The technology can also help professors plan syllabi and customize courses for different sorts of learners. An instructor could tell an AI what sort of class he or she is teaching, to what level of students, the learning goals, and the mandatory textbook, and ask it how best to fit the content into a specific number of sessions. The AI could return a syllabus with assignments designed to help students with the trickiest topics.

AI also has institutional implications. With the use of a plug-in, ChatGPT can do data analysis and visualizations very quickly, saving human labor. It can also look at data in an open-ended way, to find interesting trends and patterns. (Of course, potential privacy issues would have to be resolved.) AI could also help with student experience management, sending customized information and reminders to different sorts of students, such as adult learners and residential ones.

But the advance of AI brings up equity concerns as well. Students may have unequal access to the technology, and the use of AI in the classroom could privilege those who are more comfortable with it, much as the pandemic-era shift to remote learning advantaged those with more access to and familiarity with tools like videoconferencing.

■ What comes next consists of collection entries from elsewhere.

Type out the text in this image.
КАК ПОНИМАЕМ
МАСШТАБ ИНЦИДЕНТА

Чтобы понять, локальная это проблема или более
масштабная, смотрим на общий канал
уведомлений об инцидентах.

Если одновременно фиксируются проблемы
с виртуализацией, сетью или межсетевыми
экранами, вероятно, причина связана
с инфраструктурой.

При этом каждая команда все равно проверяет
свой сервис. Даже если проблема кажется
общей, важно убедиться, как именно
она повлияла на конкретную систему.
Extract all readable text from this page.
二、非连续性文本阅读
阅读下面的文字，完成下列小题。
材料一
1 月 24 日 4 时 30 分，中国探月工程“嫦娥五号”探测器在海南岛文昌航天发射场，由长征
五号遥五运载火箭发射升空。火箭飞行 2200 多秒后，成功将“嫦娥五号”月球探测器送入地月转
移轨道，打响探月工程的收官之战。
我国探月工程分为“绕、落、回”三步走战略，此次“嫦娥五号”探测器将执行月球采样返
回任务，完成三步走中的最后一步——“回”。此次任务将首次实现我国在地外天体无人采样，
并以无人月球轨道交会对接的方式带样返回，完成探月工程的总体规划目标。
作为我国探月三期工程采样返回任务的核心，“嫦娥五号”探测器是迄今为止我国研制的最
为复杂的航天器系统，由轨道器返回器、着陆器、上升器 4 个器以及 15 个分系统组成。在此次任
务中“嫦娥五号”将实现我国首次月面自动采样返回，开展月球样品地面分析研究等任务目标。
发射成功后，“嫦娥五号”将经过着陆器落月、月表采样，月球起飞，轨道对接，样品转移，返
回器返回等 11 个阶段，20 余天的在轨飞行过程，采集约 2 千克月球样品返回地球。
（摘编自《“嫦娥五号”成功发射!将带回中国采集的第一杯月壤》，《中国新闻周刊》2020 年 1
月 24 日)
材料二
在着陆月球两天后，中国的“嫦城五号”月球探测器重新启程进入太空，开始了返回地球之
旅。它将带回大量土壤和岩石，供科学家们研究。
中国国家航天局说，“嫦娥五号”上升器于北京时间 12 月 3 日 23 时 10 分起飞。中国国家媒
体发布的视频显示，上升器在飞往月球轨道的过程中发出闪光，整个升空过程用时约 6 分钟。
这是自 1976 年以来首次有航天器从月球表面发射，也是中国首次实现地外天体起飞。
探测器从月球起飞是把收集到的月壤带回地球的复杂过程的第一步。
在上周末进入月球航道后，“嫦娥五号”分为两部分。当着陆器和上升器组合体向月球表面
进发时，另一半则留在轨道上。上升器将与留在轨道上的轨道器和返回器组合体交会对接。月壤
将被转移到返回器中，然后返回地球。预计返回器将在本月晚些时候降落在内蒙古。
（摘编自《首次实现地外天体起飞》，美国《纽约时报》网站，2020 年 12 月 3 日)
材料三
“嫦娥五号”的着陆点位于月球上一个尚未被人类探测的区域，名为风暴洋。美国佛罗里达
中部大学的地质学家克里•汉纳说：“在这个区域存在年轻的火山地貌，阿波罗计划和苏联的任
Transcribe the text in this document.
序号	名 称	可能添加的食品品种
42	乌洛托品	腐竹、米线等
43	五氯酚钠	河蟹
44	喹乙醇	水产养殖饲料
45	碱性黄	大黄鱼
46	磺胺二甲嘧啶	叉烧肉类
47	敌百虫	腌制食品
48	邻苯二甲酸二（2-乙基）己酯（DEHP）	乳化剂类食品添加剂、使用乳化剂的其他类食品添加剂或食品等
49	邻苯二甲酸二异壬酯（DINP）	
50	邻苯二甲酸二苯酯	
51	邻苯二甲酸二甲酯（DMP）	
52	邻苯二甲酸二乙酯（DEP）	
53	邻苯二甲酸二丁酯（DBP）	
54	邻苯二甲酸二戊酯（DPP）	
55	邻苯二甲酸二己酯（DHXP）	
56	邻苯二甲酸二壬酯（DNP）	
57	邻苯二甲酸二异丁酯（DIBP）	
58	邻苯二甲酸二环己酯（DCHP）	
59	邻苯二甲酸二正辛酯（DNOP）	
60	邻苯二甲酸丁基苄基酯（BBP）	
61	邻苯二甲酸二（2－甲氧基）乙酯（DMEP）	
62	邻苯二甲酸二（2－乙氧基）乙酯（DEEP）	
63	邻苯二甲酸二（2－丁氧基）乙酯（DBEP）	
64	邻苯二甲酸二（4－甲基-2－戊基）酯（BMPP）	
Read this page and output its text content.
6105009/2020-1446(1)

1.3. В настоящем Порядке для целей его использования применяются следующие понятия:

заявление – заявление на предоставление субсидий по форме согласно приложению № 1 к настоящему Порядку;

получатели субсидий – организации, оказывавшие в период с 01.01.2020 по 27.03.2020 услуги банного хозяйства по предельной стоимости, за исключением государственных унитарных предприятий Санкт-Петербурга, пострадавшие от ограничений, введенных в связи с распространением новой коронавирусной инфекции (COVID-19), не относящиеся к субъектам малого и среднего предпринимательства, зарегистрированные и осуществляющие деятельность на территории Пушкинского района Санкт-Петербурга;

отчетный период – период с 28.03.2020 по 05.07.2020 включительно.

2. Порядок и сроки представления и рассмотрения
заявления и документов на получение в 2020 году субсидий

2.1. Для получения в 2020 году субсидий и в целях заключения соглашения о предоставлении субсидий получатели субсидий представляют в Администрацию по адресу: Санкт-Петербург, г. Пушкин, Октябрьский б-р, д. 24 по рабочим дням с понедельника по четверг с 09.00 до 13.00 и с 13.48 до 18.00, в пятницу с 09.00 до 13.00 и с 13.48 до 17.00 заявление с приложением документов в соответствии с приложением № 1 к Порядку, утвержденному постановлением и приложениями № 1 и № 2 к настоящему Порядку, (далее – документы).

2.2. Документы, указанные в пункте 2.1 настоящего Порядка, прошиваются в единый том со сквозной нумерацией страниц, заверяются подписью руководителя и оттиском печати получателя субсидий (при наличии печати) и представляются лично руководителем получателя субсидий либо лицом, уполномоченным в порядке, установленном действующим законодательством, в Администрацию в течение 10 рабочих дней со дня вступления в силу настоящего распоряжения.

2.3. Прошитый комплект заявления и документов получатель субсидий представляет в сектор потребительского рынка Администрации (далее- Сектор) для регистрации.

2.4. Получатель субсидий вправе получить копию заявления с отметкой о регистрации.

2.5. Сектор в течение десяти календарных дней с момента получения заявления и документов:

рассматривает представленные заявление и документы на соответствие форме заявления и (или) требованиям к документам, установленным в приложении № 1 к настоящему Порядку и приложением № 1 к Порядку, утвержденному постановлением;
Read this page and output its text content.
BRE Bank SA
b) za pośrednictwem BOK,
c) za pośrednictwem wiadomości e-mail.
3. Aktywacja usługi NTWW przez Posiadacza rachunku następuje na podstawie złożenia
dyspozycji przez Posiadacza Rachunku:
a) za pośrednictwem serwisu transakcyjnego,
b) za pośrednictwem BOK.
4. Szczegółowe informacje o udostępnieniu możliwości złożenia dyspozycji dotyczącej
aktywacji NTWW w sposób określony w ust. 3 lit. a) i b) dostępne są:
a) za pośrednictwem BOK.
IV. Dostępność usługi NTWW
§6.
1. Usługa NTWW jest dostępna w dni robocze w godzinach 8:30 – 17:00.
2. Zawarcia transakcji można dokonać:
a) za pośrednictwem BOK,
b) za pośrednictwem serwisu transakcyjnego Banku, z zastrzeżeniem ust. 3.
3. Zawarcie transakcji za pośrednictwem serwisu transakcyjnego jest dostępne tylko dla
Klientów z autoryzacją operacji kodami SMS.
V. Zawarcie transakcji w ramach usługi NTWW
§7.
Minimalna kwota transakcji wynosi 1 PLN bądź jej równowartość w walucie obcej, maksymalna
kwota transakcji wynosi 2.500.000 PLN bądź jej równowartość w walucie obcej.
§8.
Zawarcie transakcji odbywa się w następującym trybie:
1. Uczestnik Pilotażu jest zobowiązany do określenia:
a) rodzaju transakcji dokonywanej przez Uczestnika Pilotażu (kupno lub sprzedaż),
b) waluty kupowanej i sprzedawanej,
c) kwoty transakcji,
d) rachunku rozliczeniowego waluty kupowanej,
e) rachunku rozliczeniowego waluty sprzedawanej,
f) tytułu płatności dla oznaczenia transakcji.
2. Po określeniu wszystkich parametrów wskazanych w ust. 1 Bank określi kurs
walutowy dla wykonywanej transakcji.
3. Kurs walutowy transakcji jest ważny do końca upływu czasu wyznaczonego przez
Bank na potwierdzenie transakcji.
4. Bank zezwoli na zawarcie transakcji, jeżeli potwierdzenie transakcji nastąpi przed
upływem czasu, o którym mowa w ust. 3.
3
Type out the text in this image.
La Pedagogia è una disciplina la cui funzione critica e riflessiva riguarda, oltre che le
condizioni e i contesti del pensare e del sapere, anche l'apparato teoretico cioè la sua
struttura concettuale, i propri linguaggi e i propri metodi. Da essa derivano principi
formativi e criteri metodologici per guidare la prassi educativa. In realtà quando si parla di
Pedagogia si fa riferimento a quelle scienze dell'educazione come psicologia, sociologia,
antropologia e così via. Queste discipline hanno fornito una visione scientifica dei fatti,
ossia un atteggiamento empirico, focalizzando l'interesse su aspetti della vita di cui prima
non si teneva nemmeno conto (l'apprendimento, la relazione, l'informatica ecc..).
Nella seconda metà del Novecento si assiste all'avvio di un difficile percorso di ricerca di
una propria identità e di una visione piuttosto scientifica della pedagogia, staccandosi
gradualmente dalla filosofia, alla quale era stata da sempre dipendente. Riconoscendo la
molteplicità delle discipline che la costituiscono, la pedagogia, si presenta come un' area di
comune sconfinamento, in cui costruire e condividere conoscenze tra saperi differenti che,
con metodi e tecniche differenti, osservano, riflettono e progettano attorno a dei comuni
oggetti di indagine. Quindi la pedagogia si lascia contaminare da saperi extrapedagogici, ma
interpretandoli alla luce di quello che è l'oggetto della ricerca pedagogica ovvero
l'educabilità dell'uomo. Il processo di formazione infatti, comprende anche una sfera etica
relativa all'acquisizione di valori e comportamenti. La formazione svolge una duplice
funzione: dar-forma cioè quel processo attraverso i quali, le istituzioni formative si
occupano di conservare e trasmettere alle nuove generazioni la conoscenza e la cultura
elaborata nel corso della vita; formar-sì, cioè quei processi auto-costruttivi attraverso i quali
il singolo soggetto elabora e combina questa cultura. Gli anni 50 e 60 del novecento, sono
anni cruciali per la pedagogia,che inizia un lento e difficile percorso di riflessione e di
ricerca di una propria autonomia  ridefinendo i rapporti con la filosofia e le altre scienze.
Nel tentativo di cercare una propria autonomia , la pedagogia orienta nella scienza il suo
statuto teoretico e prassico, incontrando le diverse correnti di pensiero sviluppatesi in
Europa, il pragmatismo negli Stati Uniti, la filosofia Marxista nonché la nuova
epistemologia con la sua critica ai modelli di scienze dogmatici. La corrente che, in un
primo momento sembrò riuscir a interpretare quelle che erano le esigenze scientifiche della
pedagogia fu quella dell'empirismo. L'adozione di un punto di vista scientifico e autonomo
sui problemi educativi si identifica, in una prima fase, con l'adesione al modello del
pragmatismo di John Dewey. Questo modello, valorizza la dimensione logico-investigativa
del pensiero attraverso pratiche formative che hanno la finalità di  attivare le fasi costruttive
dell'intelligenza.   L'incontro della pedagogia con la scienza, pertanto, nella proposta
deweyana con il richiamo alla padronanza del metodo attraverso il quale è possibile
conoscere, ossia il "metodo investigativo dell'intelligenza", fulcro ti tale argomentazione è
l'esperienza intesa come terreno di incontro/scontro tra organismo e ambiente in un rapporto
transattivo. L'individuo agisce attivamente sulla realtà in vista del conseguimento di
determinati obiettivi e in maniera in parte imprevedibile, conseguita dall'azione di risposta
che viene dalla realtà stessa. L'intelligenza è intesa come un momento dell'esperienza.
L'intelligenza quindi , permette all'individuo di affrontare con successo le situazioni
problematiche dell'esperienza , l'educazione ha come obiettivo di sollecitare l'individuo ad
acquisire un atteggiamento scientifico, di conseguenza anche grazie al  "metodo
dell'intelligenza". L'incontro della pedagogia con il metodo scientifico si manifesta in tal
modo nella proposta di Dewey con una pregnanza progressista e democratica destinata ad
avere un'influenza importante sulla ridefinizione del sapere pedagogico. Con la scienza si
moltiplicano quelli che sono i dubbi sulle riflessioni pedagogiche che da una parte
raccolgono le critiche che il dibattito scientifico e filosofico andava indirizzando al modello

“If we’re going to use generative AI for instruction, we need to make sure that our students all understand how to use the technology effectively,” said Conatser. “[That] they have equal access to the technology via devices and access points like the internet and so on. And that they’re all coming from the same place in terms of literacy.”

There are also concerns that AI tools could be biased. Large language models are generally trained on text pulled from the internet, which disproportionately represents certain groups.

“The critique is that this favors a certain part of the world, the Northern post-industrial countries that have the most internet access,” said Conatser. “If you’re going to ask questions that have anything to do with identity and experience, the data set is going to have a much more sophisticated understanding of stuff that comes from those parts of the world.”

However, Toldson believes that AI could be especially beneficial for schools that focus on minoritized students.

“If artificial intelligence allows professors to reprioritize and focus on the more humanistic aspects of the position, I think that HBCUs and MSIs could use that more than anybody else,” he said. “A lot of times, they come in with less resources, sometimes they have more first-generation college students, and they have professors that teach more classes.”

But these under-resourced schools could be left out of the AI wave.

“All of these systems cost money,” said Toldson. “Technology becomes cheaper, but you’re always going to have that time period where only the ones who can afford it can use it. If some institutions are having advantages because they are early adopters of something that’s inaccessible to institutions that have less resources, then that could be problematic.”

It’s clear that although the AI revolution may be unstoppable, colleges and universities are going to have to be extremely careful that it is deployed fairly and equitably.

Said Conatser, “This is going to be something that we have an obligation to reckon with.”